Monday, 8 March 2010

Albums That Shaped My Life: The Score by The Fugees


In 1996 I saw Lauryn Hill on Top of the Pops singing Killing Me Softly. I was mesmerised by her plaintive vocals, the beautiful lyrics and the beats. I didn’t know at the time that it was a cover, so I must now give proper credit to Lori Lieberman for her heart-breaking poetry. Yet Hill brought an unmistakeable freshness and funk to it that keeps it lodged in my soul to this day.

Although I loved the song it wasn’t enough to make me go and buy The Fugees album. I’m not a fan of American hip hop. I can just about handle (some) British hip hop, but stateside I just find it too misogynistic, and tales of guns and bling impossible to relate to. But then I heard Ready or Not and again Ms Hill brought something different to the mix that finally hooked me in.
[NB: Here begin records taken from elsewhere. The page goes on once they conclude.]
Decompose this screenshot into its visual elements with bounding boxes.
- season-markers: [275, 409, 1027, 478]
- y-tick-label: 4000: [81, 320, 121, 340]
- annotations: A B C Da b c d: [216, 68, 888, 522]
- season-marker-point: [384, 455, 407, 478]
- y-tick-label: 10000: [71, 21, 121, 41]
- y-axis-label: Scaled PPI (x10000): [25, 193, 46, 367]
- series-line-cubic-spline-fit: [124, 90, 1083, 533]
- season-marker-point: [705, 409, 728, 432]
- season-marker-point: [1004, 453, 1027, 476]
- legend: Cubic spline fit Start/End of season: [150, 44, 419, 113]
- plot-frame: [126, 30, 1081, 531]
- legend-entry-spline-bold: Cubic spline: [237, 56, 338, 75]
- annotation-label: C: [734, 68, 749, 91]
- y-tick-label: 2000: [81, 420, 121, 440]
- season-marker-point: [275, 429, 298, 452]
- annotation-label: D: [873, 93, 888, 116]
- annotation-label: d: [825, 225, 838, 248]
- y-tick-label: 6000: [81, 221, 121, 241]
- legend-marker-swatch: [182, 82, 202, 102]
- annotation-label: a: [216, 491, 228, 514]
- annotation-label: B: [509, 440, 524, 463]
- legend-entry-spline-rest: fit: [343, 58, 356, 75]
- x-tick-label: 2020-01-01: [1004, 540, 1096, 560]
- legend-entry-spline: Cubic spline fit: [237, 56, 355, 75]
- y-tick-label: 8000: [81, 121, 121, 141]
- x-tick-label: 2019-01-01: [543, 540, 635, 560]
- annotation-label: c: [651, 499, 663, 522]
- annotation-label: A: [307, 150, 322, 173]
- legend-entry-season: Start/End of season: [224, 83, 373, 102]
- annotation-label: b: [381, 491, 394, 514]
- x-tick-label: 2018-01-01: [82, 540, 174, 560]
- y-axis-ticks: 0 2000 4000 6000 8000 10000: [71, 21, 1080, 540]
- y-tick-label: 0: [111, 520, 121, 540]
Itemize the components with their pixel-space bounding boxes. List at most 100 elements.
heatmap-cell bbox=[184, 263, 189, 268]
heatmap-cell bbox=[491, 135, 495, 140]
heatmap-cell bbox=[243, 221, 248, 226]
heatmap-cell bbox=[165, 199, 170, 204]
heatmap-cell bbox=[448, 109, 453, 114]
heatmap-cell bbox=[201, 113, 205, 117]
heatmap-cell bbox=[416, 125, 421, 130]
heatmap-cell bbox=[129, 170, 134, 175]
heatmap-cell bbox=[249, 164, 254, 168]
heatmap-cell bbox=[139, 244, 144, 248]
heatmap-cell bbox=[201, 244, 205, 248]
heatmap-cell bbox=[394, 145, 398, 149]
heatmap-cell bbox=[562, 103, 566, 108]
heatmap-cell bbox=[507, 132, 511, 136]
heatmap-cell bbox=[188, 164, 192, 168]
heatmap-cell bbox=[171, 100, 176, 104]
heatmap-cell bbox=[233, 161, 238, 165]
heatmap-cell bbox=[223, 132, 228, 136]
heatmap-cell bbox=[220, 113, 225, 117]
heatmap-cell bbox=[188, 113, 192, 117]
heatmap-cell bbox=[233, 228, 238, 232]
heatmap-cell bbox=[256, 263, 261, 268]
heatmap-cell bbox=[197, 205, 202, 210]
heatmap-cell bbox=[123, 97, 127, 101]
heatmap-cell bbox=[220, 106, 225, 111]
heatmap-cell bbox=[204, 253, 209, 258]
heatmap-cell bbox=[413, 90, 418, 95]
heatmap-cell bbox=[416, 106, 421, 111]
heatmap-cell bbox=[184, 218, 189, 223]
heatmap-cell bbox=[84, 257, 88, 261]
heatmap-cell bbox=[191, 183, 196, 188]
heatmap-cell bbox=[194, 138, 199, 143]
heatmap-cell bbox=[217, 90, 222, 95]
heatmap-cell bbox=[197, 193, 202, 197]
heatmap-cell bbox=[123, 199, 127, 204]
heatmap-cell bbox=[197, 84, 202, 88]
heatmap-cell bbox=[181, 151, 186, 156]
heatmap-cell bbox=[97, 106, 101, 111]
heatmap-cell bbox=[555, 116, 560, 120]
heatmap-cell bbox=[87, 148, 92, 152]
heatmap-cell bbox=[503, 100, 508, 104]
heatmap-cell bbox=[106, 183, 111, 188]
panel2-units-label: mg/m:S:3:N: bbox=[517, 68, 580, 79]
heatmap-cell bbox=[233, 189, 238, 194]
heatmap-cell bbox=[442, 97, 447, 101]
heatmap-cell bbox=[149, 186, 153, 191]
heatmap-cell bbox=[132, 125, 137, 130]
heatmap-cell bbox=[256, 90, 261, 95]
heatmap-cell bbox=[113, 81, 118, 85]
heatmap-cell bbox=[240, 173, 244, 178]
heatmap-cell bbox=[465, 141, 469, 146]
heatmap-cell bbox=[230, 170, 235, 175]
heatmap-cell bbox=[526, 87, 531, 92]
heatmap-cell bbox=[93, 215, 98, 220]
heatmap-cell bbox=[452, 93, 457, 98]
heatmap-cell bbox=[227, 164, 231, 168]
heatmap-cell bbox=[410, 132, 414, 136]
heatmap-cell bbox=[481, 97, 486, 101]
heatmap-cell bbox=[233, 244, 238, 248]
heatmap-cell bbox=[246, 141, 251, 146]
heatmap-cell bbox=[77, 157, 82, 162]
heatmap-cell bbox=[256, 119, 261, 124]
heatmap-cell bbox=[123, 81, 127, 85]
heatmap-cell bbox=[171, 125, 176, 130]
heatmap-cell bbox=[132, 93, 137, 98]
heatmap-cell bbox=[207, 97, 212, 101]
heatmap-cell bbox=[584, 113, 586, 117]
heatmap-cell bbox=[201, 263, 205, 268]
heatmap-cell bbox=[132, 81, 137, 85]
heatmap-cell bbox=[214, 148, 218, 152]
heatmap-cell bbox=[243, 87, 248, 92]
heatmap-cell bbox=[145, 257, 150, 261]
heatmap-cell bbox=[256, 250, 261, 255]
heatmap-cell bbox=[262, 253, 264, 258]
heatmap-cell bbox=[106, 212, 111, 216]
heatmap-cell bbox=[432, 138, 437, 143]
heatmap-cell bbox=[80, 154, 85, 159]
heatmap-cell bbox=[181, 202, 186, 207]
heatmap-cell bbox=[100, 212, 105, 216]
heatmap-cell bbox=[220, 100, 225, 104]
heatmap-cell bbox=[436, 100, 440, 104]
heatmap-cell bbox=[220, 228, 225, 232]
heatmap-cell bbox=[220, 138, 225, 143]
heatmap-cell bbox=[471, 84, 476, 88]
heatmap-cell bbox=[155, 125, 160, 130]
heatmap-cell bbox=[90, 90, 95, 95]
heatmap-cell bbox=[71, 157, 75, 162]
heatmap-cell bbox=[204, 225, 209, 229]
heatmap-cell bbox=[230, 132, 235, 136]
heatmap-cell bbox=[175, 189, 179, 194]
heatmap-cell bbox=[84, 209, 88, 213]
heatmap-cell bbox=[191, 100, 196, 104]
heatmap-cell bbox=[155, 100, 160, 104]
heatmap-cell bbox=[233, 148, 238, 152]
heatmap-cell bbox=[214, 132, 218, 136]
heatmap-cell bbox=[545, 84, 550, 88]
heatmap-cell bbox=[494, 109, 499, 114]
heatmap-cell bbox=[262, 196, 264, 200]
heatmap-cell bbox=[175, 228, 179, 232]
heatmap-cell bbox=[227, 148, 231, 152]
Once I had brought the album I realised how much I had been missing. It’s funky, it’s funny and while I had previously only seen Hill as just a soulful diva, the album showed me she was a butt-kicking rapper too. I loved the way she wasn’t afraid to hold a mirror up to the scene she came from, directly challenging their attitudes and behaviour (So after all my logic and my theory/I add a mother fucker so you ignorant niggers hear me).

And while other hip-hop groups were busy singing about bitches and ‘hoes, The Fugees were tackling race and politics head on in tunes like The Beast; they challenged gang black on black crime in The Score; and drug abuse in Mista Mista.

I went on to love and adore Hill’s solo album, the multi Grammy winning Miseducation of Lauryn Hill. But as amazing as that album is, it doesn’t have the rawness of The Score. The Fugees created an album that changed my perceptions about American hip-hop forever.